The GROUP BY clause is used together with aggregate functions to group analysis results based on one or more columns that you specify. The GROUP BY clause can also be used together with ROLLUP, CUBE, and GROUPING SETS to generate multiple grouping sets.

Syntax

  • GROUP BY

    The GROUP BY clause groups analysis results based on one or more columns that you specify.

    SELECT 
     key,
      ...
     aggregate function 
     GROUP BY 
     key,...
  • GROUP BY ROLLUP

    The GROUP BY ROLLUP clause groups analysis results based on the rollup operation. The clause returns a subtotal for each group and a grand total for all groups.

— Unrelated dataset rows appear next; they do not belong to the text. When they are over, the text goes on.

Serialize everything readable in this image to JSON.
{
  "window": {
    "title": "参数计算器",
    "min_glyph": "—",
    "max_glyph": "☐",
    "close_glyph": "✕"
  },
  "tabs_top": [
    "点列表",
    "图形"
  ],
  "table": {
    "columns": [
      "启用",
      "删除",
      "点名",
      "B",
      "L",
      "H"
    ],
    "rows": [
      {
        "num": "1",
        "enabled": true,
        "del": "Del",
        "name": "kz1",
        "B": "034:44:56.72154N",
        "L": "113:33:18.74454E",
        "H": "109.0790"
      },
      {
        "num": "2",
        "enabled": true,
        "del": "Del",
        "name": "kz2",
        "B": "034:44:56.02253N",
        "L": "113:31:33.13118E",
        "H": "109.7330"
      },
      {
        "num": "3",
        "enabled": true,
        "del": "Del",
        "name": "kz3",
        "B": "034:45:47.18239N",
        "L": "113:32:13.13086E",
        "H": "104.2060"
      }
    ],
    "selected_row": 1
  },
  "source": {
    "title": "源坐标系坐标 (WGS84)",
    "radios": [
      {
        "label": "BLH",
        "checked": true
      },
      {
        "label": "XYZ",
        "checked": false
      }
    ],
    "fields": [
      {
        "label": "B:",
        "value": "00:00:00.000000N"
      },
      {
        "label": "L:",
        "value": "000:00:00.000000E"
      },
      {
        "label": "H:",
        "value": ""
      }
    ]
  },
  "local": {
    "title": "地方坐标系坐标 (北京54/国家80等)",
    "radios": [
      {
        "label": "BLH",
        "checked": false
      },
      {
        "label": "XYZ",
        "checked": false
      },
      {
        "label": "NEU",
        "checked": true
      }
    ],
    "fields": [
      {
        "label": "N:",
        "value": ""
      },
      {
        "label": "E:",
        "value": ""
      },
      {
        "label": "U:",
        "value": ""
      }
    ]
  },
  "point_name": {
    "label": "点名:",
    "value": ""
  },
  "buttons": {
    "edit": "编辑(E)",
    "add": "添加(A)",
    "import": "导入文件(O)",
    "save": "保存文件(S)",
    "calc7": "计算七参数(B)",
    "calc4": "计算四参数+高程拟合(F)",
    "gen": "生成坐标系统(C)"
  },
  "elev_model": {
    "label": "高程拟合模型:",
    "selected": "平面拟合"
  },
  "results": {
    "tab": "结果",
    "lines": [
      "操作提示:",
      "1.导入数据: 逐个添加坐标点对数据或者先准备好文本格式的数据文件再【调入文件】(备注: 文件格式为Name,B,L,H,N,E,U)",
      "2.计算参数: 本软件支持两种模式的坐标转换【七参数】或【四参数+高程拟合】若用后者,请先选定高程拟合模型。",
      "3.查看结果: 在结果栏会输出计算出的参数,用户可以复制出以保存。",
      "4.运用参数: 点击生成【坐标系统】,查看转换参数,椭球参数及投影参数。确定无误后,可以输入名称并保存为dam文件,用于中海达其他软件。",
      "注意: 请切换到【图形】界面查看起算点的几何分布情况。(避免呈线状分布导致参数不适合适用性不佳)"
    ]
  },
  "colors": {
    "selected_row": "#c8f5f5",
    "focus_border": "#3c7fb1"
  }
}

For example, if you use GROUP BY ROLLUP (a, b), the following grouping sets are produced: (a, b), (a, null), and (null, null).

    SELECT
    key,
     ...
    aggregate function 
    GROUP BY ROLLUP (key,...)
  • GROUP BY CUBE

    The GROUP BY CUBE clause groups analysis results based on all possible combinations of columns. For example, if you use GROUP BY CUBE (a, b), the following grouping sets are produced: (a, b), (null, b), (a, null), and (null, null).

    SELECT 
    key,
    ...
    aggregate function 
    GROUP BY CUBE (key,...)
  • GROUP BY GROUPING SETS

    The GROUP BY GROUPING SETS clause groups analysis results based on the columns that you specify in sequence. For example, if you use GROUP BY GROUPING SETS (a, b), the following grouping sets are produced: (a, null) and (null, b).

    SELECT 
    key, 
    ... 
    aggregate function 
    GROUP BY GROUPING SETS (key,...)
Notice If you use the GROUP BY clause in an analytic statement, the system can query only a column that is included in the GROUP BY clause or perform aggregation on an arbitrary column when the system executes the SELECT statement. For example, * | SELECT status, request_time, COUNT(*) AS PV GROUP BY status is invalid because the request_time column is not included in the GROUP BY clause. You can change the statement to * | SELECT status, arbitrary(request_time), count(*) AS PV GROUP BY status, which is valid.

Parameters

Parameter Description
key The name of the log field or the name of the column whose values are returned by an aggregate function. The GROUP BY clause groups results based on the log field or column that you specify.

The GROUP BY clause allows you to specify one or more columns.

aggregate function The aggregate function that is used together with the GROUP BY clause. The GROUP BY clause is often used together with aggregate functions, such as min, max, avg, sum, and count. For more information, see Aggregate function.

Examples

Example 1

Group the numbers of page views (PVs) based on status codes.

  • Query statement
    * | SELECT status, count(*) AS PV GROUP BY status
  • Query and analysis resultsgroup by

Example 2

Group the numbers of PVs based on 1-hour intervals. In the following statement, the __time__ field is a reserved field in Log Service. This field indicates the time column. time is the alias of date_trunc('hour', __time__). For more information about the date_trunc function, see date_trunc function.

  • Query statement
    * |
    SELECT
      count(*) AS PV,
      date_trunc('hour', __time__) AS time
    GROUP BY
      time
    ORDER BY
      time
    LIMIT
      1000                       
  • Query and analysis resultsgroup by

Example 3

Group the numbers of PVs based on 5-minute intervals.

  • Query statement

    The date_trunc function allows you to measure statistics only based on a fixed interval. The interval is determined by the time unit that you specify in the function. If you want to measure statistics based on a custom interval, we recommend that you perform a mathematical modulo operation to group data. In the following statement, %300 specifies that a mathematical modulo operation is performed to group data at 5-minute intervals.

    * |
    SELECT
      count(*) AS PV,
      __time__-__time__ % 300 AS time
    GROUP BY
      time
    LIMIT
      1000
  • Query and analysis resultsgroup by

Example 4

Group the numbers of PVs based on the request_method and status columns. The GROUP BY GROUPING SETS clause calculates the numbers of PVs first for each request method and then for each status.

  • Query statement
    * |
    SELECT
      request_method,
      status,
      count(*) AS PV
    GROUP BY
      GROUPING SETS (request_method, status)
  • Query and analysis resultsGROUPING SETS

Example 5

Group the numbers of PVs based on the request_method and status columns. The following grouping sets are produced: (null, null), (request_method, null), (null, status), and (request_method, status). The GROUP BY CUBE clause calculates the numbers of PVs for each group.

  • Query statement
    * |
    SELECT
      request_method,
      status,
      count(*) AS PV
    GROUP BY
     CUBE (request_method, status)
  • Query and analysis resultsCUBE

Example 6

Group the numbers of PVs based on the request_method and status columns. The following grouping sets are produced: (request_method, status), (request_method, null), and (null, null). The GROUP BY ROLLUP clause calculates the numbers of PVs for each group.

  • Query statement
    * |
    SELECT
      request_method,
      status,
      count(*) AS PV
    GROUP BY
     ROLLUP (request_method, status)
  • Query and analysis resultsROLLUP